The US dollar fell to a new low against the euro after the latest piece of US economic data.
European exporters are being squeezed by the high euro
Labour department figures showed the number of people seeking unemployment benefit had leapt by the largest amount since February.
The data boosted expectations that US interest rates could be cut further before the end of the year.
The euro hit a high of $1.4305 on Thursday, before settling at 1.4293 in late US trade.
It broke the previous record, set on 1 October, when one euro bought $1.4282.
Expectation that the US will lower borrowing costs - while intended to boost the economy - can also make the currency less attractive.
The move can act as a brake on investments in the dollar, as investors seek to place their money where deposits can lead to better returns.
The labour department figures, which showed an extra 28,000 claims for benefit, came a day after data showing the construction of new homes and apartments in the US had plunged to a 14-year low in September.
The dollar has been sliding since the Federal Reserve cut rates from 5.25% to 4.75% in September to help rejuvenate confidence in the world's largest economy.
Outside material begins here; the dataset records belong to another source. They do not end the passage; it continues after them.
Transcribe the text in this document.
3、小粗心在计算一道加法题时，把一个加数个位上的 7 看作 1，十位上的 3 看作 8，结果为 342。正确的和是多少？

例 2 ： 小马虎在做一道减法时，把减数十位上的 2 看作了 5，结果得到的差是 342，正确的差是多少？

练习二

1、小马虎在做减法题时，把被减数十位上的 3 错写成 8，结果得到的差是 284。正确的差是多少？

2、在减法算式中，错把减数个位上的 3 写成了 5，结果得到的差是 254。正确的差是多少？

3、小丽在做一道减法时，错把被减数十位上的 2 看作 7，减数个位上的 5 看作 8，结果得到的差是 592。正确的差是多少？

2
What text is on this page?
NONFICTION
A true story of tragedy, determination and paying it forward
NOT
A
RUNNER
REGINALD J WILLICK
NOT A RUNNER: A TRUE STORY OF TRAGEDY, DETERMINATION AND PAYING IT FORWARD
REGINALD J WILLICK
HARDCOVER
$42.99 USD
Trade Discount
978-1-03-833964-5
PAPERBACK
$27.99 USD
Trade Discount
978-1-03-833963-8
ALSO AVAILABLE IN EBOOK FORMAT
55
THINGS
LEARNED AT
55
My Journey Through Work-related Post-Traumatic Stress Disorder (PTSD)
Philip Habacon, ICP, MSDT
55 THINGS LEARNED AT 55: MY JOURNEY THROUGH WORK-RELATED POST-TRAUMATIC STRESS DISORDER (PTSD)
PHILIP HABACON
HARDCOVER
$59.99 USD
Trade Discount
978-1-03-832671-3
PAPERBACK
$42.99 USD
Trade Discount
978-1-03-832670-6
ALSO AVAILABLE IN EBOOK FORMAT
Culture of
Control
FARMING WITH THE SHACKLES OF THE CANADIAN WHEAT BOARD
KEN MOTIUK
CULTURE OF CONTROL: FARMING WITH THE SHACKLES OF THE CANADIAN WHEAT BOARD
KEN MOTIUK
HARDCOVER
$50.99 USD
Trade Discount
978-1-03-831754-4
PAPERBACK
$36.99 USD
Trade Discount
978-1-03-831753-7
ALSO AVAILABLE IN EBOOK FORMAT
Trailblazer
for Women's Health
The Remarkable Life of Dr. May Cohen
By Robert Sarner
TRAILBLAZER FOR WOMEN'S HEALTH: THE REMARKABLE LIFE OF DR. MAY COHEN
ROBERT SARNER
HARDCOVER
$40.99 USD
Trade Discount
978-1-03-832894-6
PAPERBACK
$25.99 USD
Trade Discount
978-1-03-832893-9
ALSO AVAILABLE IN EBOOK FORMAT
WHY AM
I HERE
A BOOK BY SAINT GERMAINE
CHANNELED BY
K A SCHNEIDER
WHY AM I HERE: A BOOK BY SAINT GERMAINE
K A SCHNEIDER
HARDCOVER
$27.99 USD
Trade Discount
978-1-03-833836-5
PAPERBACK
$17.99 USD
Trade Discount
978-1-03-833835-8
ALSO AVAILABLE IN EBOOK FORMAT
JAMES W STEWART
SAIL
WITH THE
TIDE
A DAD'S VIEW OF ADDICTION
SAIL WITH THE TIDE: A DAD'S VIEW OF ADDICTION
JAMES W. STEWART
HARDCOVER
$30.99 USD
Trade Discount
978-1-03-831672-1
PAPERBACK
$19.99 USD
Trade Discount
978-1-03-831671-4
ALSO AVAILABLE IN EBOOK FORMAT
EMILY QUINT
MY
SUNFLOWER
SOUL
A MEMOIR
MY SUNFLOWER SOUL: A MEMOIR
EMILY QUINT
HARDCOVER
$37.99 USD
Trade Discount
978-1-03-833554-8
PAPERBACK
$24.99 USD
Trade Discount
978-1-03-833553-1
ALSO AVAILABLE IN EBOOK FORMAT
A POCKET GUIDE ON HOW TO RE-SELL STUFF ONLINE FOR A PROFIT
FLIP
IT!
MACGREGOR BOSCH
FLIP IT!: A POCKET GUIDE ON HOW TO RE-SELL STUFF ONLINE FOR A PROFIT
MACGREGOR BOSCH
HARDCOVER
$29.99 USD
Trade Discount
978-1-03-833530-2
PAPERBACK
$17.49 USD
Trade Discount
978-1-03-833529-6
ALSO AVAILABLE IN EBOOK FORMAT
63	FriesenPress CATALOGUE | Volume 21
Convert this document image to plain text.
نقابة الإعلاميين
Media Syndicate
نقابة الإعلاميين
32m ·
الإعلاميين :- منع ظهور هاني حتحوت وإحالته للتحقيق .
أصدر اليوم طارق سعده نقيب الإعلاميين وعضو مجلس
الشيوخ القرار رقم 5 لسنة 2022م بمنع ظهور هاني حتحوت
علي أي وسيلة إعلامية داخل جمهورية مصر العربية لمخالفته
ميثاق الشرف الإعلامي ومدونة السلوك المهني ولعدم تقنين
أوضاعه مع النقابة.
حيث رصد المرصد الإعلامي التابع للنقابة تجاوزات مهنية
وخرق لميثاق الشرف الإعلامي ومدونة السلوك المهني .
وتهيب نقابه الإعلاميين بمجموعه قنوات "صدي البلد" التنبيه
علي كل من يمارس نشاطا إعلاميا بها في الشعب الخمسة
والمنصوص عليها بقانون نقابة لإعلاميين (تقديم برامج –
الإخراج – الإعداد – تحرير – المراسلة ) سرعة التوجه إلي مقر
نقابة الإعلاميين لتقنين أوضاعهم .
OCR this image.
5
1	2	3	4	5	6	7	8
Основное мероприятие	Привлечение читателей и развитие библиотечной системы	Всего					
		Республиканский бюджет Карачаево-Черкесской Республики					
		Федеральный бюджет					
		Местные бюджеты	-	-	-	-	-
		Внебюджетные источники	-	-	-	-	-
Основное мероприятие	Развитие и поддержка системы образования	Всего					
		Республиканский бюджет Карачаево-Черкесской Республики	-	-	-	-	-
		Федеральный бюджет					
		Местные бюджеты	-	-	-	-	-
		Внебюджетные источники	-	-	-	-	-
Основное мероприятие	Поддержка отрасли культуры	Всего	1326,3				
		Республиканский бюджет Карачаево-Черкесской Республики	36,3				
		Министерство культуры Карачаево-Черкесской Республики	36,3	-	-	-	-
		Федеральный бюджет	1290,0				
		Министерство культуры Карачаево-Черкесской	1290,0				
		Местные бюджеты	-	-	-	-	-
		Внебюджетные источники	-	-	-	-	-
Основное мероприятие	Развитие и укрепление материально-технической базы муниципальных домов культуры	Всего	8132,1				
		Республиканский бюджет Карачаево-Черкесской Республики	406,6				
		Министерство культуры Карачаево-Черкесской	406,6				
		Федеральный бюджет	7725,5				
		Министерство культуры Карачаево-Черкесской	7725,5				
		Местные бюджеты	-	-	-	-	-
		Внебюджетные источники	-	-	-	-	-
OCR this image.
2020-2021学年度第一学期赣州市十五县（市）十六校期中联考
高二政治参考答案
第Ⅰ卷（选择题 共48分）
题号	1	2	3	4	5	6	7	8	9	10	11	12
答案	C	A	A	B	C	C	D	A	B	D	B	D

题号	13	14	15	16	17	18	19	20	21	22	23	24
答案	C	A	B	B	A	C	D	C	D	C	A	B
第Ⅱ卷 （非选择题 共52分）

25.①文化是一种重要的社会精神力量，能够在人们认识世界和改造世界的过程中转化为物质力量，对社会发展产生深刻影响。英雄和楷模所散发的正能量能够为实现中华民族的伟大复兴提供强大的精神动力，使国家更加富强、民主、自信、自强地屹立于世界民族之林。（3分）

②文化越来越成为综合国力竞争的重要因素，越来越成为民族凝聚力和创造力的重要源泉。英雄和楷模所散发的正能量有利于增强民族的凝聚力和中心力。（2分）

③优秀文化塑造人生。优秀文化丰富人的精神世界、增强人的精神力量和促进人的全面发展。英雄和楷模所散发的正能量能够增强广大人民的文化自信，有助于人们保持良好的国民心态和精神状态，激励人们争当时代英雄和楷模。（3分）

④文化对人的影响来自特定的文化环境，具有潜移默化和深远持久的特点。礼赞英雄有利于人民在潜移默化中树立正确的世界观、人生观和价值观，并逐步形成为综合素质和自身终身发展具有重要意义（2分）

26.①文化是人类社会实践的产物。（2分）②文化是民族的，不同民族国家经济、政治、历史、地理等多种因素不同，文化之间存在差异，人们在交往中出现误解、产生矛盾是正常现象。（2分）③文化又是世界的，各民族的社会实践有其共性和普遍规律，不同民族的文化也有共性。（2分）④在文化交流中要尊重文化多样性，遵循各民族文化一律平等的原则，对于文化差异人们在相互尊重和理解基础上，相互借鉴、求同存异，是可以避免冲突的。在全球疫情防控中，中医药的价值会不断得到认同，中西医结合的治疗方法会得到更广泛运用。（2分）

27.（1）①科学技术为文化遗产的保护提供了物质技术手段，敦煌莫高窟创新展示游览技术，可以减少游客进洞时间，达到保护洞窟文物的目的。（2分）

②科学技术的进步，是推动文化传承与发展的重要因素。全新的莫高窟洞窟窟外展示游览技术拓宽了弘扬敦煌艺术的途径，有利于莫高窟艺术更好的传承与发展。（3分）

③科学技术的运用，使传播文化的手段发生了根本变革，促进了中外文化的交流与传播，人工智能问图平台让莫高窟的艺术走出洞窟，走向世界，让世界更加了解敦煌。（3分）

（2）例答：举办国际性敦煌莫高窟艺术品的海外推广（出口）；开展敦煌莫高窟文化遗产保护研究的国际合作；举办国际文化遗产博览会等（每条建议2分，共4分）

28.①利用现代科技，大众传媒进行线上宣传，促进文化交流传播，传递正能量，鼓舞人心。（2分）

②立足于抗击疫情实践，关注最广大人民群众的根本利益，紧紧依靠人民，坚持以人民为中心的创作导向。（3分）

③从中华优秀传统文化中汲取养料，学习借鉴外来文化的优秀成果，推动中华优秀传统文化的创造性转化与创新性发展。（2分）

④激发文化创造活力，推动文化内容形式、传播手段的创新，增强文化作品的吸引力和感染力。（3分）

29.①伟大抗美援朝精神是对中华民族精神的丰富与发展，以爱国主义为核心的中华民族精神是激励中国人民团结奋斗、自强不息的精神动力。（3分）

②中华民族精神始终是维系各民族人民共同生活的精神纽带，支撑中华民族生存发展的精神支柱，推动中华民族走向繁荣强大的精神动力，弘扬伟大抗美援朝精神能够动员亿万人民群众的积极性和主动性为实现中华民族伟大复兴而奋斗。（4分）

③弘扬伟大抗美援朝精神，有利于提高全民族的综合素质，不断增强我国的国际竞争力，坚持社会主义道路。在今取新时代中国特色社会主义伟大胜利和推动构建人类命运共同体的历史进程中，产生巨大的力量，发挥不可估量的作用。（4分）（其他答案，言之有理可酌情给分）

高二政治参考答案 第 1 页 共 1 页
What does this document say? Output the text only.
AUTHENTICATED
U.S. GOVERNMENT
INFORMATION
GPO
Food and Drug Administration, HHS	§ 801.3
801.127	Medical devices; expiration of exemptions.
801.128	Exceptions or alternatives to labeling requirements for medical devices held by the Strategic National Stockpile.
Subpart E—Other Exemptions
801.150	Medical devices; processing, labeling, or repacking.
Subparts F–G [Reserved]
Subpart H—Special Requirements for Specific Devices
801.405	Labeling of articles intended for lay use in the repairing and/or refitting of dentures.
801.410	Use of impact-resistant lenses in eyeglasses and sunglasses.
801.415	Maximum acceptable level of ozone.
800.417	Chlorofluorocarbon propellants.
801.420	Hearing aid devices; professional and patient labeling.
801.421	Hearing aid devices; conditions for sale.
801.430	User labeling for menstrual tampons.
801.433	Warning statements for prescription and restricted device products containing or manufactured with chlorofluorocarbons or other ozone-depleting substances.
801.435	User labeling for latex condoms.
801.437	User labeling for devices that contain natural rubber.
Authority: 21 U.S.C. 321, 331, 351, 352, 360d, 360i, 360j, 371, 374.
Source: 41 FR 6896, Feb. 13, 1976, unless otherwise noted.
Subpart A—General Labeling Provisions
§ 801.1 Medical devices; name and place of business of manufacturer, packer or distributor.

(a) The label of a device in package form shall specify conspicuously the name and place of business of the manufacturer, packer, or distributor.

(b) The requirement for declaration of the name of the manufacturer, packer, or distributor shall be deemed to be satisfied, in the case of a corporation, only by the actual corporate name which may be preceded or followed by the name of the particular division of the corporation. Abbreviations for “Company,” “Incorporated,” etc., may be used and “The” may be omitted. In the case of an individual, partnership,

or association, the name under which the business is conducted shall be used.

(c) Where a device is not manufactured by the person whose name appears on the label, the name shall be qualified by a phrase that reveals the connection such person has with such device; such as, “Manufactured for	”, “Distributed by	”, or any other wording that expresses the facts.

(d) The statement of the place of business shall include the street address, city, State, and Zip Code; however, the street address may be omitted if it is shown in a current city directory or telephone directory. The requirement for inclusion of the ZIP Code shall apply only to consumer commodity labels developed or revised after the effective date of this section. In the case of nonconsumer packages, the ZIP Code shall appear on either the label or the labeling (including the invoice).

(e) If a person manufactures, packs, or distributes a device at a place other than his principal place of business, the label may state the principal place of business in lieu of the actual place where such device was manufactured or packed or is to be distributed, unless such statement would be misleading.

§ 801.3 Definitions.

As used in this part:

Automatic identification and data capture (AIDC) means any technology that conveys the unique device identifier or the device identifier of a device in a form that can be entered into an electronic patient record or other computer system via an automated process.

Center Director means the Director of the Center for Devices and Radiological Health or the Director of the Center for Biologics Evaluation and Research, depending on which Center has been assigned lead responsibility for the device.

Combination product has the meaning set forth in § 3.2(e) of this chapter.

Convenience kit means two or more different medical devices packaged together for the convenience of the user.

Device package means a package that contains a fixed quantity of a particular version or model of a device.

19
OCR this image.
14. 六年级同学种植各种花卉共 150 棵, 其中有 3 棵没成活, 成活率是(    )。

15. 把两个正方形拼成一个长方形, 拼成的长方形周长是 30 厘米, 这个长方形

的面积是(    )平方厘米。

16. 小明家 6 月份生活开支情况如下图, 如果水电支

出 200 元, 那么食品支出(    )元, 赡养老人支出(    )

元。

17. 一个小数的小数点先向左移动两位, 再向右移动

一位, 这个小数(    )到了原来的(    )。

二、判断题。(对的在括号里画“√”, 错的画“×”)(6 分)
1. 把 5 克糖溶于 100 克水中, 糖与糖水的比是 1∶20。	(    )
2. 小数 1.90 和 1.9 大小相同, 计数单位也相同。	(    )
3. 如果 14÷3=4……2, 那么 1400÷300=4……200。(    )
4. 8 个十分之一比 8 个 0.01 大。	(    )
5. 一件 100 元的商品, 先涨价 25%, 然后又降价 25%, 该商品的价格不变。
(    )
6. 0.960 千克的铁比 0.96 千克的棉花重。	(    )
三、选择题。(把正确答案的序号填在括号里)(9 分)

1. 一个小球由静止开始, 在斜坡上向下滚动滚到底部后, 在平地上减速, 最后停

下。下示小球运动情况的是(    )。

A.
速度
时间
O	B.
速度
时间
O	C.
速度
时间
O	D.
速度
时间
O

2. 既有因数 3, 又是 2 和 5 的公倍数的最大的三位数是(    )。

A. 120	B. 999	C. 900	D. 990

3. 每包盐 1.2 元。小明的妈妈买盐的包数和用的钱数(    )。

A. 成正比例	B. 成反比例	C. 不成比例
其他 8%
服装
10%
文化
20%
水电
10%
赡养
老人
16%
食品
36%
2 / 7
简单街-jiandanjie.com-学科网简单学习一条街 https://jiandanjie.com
This followed a summer of turmoil in the world's credit markets, sparked by record loan defaults in the US sub-prime mortgage sector.
Since then, a raft of mostly disappointing economic news and soft inflation figures has prompted anticipation of further rate cuts.
While analysts expect the US Federal Reserve to cut interest rates, the European Central Bank is tipped to raise rates within coming months.
There are fears in Europe that a strong euro relative to the dollar could harm exports to the US and China.